Il suo letto non era mai stato così comodo prima d'ora. Anche se non riusciva a dormire, le piaceva restare sotto le lenzuola fresche con gli occhi serrati e una canzone qualsiasi in sottofondo.

Non l'aveva più chiamato o cercato, e nemmeno lui si era fatto sentire.
Non dopo quel messaggio.

I giornali ancora non si calmavano e parlavano di loro, suo padre evitava le domande scomode, Paulo Dybala sceglieva il silenzio stampa e lei, invece, aveva smesso un po' di vivere dopo quel giorno.

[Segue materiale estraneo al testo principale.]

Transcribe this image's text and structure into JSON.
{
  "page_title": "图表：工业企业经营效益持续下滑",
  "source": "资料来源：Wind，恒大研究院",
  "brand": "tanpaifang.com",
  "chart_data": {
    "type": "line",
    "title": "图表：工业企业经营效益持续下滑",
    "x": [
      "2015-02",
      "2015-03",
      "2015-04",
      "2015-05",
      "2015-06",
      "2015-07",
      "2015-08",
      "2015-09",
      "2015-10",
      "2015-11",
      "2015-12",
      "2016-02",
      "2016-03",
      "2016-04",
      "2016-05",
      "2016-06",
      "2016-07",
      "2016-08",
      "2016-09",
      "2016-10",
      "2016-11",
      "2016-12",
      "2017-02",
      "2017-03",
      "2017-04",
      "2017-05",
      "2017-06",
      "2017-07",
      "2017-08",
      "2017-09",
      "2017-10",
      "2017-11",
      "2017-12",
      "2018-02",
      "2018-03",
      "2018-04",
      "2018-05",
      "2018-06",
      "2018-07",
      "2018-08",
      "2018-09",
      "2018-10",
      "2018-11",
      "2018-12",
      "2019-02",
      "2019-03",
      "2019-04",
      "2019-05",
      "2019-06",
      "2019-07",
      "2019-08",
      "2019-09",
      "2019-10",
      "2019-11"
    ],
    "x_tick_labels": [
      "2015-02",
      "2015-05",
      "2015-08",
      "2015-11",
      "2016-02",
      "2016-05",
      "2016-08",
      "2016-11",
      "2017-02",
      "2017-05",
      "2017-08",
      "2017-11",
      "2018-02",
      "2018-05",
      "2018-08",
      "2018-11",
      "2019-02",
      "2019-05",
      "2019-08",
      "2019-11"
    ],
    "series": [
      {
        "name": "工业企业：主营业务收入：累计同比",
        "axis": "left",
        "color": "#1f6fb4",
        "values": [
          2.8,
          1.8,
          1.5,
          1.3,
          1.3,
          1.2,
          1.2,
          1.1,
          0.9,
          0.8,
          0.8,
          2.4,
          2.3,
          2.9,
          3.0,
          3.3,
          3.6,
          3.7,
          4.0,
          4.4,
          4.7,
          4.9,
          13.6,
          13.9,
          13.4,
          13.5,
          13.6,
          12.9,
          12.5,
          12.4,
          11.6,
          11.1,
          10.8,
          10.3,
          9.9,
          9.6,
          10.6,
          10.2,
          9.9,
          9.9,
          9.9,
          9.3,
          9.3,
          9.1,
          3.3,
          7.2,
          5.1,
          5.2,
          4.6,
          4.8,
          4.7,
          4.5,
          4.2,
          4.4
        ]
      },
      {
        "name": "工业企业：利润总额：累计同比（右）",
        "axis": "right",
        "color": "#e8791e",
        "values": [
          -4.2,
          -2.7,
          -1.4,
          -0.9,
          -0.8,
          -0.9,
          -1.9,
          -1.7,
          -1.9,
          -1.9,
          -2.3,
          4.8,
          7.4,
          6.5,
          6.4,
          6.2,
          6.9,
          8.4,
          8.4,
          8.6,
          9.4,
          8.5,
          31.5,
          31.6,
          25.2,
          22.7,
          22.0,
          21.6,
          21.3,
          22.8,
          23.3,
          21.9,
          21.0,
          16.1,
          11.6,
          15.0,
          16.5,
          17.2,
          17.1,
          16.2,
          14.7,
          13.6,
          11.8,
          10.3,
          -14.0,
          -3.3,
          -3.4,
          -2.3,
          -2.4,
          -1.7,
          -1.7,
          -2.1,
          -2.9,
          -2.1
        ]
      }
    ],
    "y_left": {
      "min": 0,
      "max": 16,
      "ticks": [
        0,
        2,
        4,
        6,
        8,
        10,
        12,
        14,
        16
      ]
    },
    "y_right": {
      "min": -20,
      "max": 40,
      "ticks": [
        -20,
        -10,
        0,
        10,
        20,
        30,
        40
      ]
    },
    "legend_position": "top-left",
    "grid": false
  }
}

Paulo la faceva stare bene.
E sembrava banale stare bene quando ci sei abituata, ma per una persona come Idie, fatta di corazze di sarcasmo e provocazioni, il bene, quello vero, non era mai banale.

Sapeva anche farla sorridere, con i congiuntivi sbagliati che lei prontamente correggeva e l'accento così marcato. Riusciva a farla arrossire, (con allusioni sempre più esplicite) a farle abbassare il capo per non fargli notare le chiazze rosse sulla pelle candida (perché sapeva che l'avrebbe presa in giro).

Riusciva anche a volerle bene, nonostante il carattere troppo impulsivo che si ritrovava.

All'inizio aveva pensato che fosse solo un calciatore tatuato, forse anche sopravvalutato, un po' presuntuoso e con la faccia da eterno bambino, ma.

Era anche altro.

Era un ragazzo di ventiquattro anni che non riusciva a farsi il nodo alla cravatta, e rideva per le battute più stupide, che inviava il messaggio della buonanotte a sua madre anche se in Argentina era ancora pieno giorno.

Era più sensibile di quello che si sarebbe mai aspettata, più protettivo di quello che pensava e, assolutamente, l'anima più pura che aveva mai conosciuto.

Ed era anche l'unico ragazzo che era riuscito a farla innamorare senza neanche sforzarsi troppo.

Non poteva aspettarlo, o pensare che le cose si sarebbero sistemate, che un giorno -chissà quando o quanto lontano- sarebbero stati insieme come due ragazzi normali.

Poteva soffrire però, sentire la mancanza dei suoi baci e cercare di andare avanti.


(18 maggio, Torino)

«Sai- sospirò Carolina- pensavo che i capelli ti sarebbero stati una merda, invece stai bene»

Idie schiacciò la sigaretta sotto la suola delle sue scarpe e prese ad osservare l'amica che muoveva le gambe su e giù, seguendo l'andatura del dondolo dove erano sedute in modo scomposto.